Practical Use of Advanced AI Frameworks on Real-Life Scientific Problems: Three Case Studies
Practical Use of Advanced AI Frameworks on Real-Life Scientific Problems: Three Case Studies
Gulluoglu, H. S. A.; Baby, J.; Bagul, K. M.; Basangari, B. R.; Bathini, S. A.; Chalamalla, N. K. R.; Dcunha, J.; Gupta, O.; Huang, L.; Jiang, X.; Naidu, Y. R.; Sathishkumar, G.; Sehrawat, M.; Thota, S. L.; Thuvara, D.; Vanguri, M. B.; Yin, J.; Jugder, B.-E.; Lusky, I. E.; Li, J.; Sinitskiy, A.

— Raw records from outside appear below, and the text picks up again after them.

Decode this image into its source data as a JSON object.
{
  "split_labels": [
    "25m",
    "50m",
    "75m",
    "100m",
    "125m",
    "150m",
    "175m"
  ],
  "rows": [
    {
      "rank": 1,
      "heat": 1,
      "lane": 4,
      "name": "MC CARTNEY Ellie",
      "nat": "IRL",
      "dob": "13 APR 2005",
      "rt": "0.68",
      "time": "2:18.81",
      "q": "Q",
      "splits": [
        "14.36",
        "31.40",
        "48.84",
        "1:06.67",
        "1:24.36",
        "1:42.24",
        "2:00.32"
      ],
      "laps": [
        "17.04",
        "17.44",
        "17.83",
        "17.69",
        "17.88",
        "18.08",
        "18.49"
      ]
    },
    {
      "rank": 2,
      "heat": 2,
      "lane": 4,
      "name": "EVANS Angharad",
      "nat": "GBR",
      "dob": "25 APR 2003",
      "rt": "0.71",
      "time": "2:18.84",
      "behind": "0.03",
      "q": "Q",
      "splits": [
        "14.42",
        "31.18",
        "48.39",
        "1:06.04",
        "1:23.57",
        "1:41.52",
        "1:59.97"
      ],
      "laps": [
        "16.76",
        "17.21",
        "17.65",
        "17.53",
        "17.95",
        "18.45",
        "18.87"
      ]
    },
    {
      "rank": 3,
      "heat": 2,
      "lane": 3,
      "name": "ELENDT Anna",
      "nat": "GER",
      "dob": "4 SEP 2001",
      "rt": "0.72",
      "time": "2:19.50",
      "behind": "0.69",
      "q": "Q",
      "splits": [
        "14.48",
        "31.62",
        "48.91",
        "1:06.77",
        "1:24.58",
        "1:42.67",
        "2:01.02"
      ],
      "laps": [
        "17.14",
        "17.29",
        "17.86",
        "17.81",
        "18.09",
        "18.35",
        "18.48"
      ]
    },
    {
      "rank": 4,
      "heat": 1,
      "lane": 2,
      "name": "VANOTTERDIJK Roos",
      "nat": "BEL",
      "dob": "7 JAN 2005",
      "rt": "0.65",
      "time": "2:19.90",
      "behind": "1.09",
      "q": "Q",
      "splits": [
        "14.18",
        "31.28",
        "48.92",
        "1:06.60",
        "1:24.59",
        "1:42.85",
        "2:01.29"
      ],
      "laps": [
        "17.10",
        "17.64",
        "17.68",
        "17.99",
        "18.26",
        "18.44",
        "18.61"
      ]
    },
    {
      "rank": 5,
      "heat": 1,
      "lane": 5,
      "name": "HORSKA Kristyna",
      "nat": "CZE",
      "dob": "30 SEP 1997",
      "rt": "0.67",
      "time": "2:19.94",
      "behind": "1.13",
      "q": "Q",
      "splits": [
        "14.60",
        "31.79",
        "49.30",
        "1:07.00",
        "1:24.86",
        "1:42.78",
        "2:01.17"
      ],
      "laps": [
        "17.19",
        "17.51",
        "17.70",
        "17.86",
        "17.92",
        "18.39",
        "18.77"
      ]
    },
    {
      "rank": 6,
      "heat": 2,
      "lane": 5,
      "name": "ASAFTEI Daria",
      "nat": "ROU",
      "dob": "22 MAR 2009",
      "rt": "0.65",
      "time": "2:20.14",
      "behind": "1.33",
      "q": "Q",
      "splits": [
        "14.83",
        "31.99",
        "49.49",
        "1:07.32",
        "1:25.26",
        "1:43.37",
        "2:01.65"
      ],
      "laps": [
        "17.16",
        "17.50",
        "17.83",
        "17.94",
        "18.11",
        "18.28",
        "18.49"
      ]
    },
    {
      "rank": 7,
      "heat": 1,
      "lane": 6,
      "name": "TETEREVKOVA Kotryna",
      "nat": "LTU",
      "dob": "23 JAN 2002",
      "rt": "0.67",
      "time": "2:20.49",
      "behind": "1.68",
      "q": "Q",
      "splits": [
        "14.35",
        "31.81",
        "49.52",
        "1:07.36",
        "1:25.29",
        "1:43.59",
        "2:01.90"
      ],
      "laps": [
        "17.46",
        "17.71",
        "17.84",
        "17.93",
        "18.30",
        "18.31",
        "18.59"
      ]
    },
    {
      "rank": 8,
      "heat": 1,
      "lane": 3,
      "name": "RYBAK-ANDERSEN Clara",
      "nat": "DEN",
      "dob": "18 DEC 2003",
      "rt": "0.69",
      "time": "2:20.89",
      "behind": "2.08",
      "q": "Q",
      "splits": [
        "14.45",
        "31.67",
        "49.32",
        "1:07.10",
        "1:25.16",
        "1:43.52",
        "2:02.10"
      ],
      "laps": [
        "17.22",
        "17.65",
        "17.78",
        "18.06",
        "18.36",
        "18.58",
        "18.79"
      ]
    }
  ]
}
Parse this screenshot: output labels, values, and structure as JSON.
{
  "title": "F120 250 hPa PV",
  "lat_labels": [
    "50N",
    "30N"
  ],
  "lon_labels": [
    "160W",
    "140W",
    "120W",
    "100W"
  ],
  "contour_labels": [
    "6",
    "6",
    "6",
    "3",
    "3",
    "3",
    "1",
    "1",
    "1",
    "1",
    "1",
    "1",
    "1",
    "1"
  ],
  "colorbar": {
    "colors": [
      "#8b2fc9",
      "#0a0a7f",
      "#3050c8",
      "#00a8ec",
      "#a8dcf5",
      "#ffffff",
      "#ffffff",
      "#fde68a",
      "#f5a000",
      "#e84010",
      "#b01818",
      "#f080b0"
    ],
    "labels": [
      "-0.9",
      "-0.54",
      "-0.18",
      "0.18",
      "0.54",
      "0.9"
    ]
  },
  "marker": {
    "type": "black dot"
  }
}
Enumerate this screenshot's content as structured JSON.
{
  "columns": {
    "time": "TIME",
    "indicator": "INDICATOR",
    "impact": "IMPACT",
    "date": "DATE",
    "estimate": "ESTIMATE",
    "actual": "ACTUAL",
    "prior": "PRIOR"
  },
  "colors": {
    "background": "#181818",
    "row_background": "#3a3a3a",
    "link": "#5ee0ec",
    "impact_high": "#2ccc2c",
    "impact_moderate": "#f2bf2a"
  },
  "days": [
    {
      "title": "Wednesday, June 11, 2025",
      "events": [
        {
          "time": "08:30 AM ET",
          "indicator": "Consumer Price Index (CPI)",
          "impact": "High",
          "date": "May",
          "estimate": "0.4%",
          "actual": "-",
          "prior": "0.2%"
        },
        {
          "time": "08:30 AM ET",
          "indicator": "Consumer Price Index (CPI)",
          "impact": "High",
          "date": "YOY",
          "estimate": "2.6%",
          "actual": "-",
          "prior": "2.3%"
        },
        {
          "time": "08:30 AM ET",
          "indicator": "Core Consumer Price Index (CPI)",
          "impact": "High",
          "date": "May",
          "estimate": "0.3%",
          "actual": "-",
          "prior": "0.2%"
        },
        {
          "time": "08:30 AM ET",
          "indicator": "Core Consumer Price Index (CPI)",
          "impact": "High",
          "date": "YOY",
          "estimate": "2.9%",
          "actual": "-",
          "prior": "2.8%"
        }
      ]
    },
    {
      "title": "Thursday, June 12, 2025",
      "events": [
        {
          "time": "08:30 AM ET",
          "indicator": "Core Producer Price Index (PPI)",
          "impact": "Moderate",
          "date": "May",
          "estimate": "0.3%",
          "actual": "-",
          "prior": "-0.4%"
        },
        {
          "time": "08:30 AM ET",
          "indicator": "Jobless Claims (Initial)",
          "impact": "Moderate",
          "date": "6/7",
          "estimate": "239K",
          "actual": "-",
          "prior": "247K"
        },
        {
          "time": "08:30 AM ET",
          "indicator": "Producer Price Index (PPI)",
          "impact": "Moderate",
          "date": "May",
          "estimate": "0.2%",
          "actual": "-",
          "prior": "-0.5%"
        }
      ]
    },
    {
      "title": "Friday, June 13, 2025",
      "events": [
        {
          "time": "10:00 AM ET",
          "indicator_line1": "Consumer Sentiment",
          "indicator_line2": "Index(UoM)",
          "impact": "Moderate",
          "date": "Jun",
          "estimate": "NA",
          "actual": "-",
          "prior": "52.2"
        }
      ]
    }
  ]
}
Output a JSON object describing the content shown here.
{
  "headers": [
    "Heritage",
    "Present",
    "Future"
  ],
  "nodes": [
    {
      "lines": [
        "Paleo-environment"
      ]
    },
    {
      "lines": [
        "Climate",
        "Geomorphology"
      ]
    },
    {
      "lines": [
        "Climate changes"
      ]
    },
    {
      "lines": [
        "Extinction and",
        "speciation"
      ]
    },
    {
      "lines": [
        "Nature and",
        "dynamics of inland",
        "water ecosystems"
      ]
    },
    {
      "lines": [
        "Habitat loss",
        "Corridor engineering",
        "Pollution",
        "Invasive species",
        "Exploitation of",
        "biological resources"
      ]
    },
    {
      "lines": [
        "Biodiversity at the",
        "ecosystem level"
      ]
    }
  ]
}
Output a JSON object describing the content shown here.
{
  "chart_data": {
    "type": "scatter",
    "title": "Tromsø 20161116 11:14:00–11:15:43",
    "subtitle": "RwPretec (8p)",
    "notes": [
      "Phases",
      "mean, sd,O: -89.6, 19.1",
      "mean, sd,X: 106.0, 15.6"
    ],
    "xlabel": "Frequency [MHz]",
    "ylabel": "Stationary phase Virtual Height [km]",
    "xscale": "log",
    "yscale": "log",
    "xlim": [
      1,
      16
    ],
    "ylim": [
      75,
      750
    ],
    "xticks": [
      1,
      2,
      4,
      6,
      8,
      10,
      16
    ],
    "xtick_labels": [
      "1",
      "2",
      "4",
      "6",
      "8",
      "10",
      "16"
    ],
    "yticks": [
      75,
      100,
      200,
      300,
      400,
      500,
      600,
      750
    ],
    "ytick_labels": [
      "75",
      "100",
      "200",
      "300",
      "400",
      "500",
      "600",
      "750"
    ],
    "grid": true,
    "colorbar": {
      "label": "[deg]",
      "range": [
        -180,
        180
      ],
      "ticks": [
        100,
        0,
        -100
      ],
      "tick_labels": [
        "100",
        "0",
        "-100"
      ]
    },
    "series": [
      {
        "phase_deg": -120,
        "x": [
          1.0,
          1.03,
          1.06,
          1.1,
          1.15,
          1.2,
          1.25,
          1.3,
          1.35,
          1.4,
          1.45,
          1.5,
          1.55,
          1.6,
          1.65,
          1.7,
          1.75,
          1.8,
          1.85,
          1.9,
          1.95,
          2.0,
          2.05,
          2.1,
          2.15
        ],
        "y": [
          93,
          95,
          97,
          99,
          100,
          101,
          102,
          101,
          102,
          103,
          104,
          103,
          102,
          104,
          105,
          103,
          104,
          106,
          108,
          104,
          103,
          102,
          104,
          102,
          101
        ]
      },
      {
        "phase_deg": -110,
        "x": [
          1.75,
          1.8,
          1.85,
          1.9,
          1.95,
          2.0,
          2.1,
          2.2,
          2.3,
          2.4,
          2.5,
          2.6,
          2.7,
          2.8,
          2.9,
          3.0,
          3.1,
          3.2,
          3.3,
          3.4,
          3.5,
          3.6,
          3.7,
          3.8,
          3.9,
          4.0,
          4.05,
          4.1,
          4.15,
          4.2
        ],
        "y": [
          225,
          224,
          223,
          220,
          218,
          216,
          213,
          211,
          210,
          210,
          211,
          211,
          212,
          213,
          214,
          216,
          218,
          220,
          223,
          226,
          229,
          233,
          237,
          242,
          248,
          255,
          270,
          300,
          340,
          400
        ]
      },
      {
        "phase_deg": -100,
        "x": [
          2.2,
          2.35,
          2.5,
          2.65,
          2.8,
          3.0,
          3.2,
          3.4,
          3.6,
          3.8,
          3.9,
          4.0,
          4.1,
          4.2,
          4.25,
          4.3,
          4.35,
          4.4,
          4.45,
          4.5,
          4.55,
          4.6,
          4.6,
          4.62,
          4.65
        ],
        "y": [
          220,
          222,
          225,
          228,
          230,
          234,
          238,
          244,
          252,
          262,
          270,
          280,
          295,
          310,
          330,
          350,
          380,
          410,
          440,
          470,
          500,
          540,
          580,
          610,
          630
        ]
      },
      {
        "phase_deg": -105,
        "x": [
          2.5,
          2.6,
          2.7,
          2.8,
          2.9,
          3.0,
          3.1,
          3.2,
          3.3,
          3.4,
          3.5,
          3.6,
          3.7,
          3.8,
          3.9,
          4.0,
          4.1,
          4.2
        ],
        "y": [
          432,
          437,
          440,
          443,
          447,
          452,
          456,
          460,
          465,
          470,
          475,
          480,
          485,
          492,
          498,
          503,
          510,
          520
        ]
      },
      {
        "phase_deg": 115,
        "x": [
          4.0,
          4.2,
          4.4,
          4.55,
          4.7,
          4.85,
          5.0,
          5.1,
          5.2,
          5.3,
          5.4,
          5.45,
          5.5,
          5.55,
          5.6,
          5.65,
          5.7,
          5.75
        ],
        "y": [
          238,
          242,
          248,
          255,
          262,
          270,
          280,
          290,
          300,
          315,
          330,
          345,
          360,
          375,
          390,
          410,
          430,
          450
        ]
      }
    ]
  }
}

AbstractAgentic artificial intelligence (AI) systems increasingly claim to automate scientific research, yet independent evaluations report persistent gaps between those claims and demonstrated capability. We tested frontier agentic AI systems on three practical problems: prediction of treatment non-response in immune-mediated inflammatory diseases, optical chemical structure recognition for literature mining, and prediction of drug-design-related properties from small datasets. Each problem was first assigned to autonomous frameworks and then reattempted as human-led, AI-assisted work. Autonomous runs failed in most cases, while human-led work produced reusable resources and modest but defensible performance, including new evidence for possible mechanisms of treatment resistance and a more practical benchmark for mining chemical structures from scientific papers. Property prediction was the single task on which one autonomous AI framework matched the human expert. We conclude that current frameworks can carry out engineering and analysis once a human expert leads the project, but cannot yet engineer a novel solution without oversight. The use of AI on real-life scientific problems remains an art rather than a routine technology.